UAE: 25% US tariffs on India likely to weaken rupee further, boost remittance
For non-resident Indians (NRIs) in the UAE and other countries, this depreciation presents an opportunity — they will be able to remit more money to India, capitalising on favourable exchange rates.
The Indian rupee has already been on a declining trend, losing nearly one rupee against the UAE dirham over the past two months — falling from 22.9 in early May to 23.89 by July 31. With the new tariffs set to take effect from August 1, analysts expect the rupee to drop further, potentially hitting 24 against the dirham.
'The rupee has the potential to weaken to 24 as it comes under pressure from US President Donald Trump's tariff decision,' said Vijay Valecha, chief investment officer at Century Financial. 'This opens a window for NRIs to remit funds at more favorable rates. A strengthening US dollar is compounding the rupee's weakness, and we could see a surge in remittances as NRIs look to maximise value.'
Valecha also noted that the likelihood of further interest rate cuts in India has diminished despite inflation hitting a six-year low. 'After the RBI surprised markets with a 50-basis-point cut in June, most economists weren't expecting a follow-up. Now, with the rupee under pressure, the case for additional easing has weakened.'
There are an estimated 3.7 million Indian nationals living in the UAE, sending billions of dirhams home annually. As the rupee declines, remittances from the UAE are expected to increase, as NRIs look to take advantage of more favourable exchange rates for personal and investment purposes.
In addition to the 25 per cent tariffs, President Trump has also warned of further, unspecified penalties — citing India's continued purchase of Russian crude oil and military hardware. The White House is aiming to reduce the $42.7 billion trade deficit with New Delhi by pressuring India to boost imports from the US, possibly at the expense of its deals with Moscow. However, Trump has left the door open for negotiations, suggesting a trade agreement may still be in the works.
NRI investments in Indian stocks
NRIs with exposure to Indian equities or who run export businesses may face short-term headwinds.

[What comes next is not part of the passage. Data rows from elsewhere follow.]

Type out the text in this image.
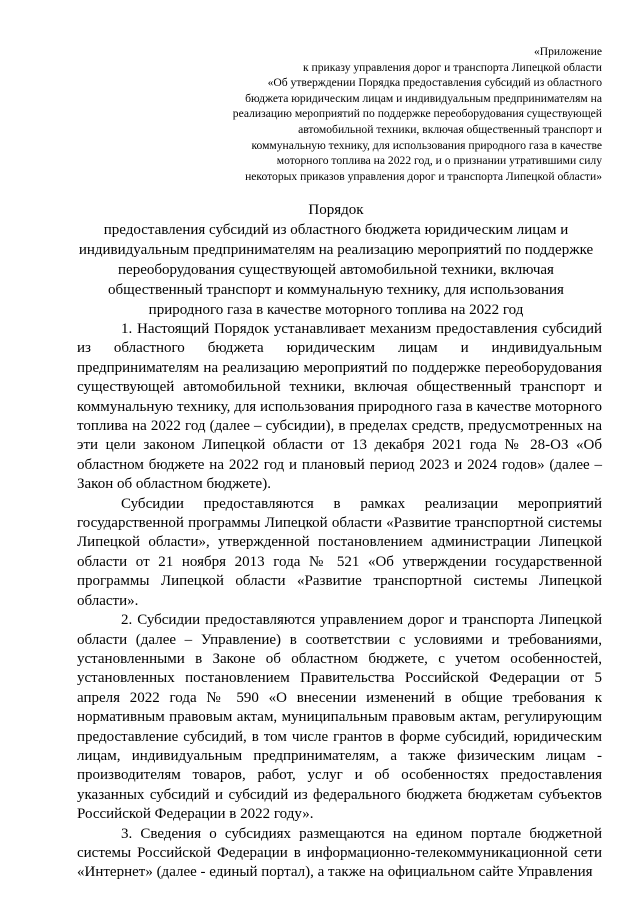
«Приложение
к приказу управления дорог и транспорта Липецкой области
«Об утверждении Порядка предоставления субсидий из областного
бюджета юридическим лицам и индивидуальным предпринимателям на
реализацию мероприятий по поддержке переоборудования существующей
автомобильной техники, включая общественный транспорт и
коммунальную технику, для использования природного газа в качестве
моторного топлива на 2022 год, и о признании утратившими силу
некоторых приказов управления дорог и транспорта Липецкой области»
Порядок
предоставления субсидий из областного бюджета юридическим лицам и
индивидуальным предпринимателям на реализацию мероприятий по поддержке
переоборудования существующей автомобильной техники, включая
общественный транспорт и коммунальную технику, для использования
природного газа в качестве моторного топлива на 2022 год

1. Настоящий Порядок устанавливает механизм предоставления субсидий из областного бюджета юридическим лицам и индивидуальным предпринимателям на реализацию мероприятий по поддержке переоборудования существующей автомобильной техники, включая общественный транспорт и коммунальную технику, для использования природного газа в качестве моторного топлива на 2022 год (далее – субсидии), в пределах средств, предусмотренных на эти цели законом Липецкой области от 13 декабря 2021 года № 28-ОЗ «Об областном бюджете на 2022 год и плановый период 2023 и 2024 годов» (далее – Закон об областном бюджете).

Субсидии предоставляются в рамках реализации мероприятий государственной программы Липецкой области «Развитие транспортной системы Липецкой области», утвержденной постановлением администрации Липецкой области от 21 ноября 2013 года № 521 «Об утверждении государственной программы Липецкой области «Развитие транспортной системы Липецкой области».

2. Субсидии предоставляются управлением дорог и транспорта Липецкой области (далее – Управление) в соответствии с условиями и требованиями, установленными в Законе об областном бюджете, с учетом особенностей, установленных постановлением Правительства Российской Федерации от 5 апреля 2022 года № 590 «О внесении изменений в общие требования к нормативным правовым актам, муниципальным правовым актам, регулирующим предоставление субсидий, в том числе грантов в форме субсидий, юридическим лицам, индивидуальным предпринимателям, а также физическим лицам - производителям товаров, работ, услуг и об особенностях предоставления указанных субсидий и субсидий из федерального бюджета бюджетам субъектов Российской Федерации в 2022 году».

3. Сведения о субсидиях размещаются на едином портале бюджетной системы Российской Федерации в информационно-телекоммуникационной сети «Интернет» (далее - единый портал), а также на официальном сайте Управления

'Exporters operating in sectors with significant US demand could see their profit margins shrink, and demand could soften due to higher prices,' said Valecha. 'NRIs who have invested in Indian firms with heavy US exposure — particularly in IT, pharma, and manufacturing — may also see pressure on their portfolios.'
Indian stock markets have reacted negatively to the tariff announcement. 'This pressure is likely to continue until a trade deal is finalised — possibly by September or October,' Valecha added. 'The risk appears to be partly priced in already, with US-exposed Indian equities underperforming the broader market.'
According to data from Century Financial as of July 29, the market capitalisation of US-exposed Indian companies is around 16 per cent lower than the benchmark index.
Despite short-term volatility, Valecha remains optimistic about the long-term outlook for Indian equities, citing strong fundamentals and economic growth.
Costlier Indian exports
The new tariffs will make Indian exports more expensive in the US market.
'A 25 per cent tariff increase essentially raises the cost of Indian goods for American consumers,' Valecha explained. 'This could discourage purchases of Indian products, especially in price-sensitive sectors like textiles, auto parts, and consumer goods.'
Exporters may be forced to absorb these additional costs rather than pass them on to buyers, in order to stay competitive and avoid losing market share.
'If American buyers switch to cheaper alternatives, India's export-focused industries may need to seek new markets or restructure their supply chains to offset potential losses,' he concluded.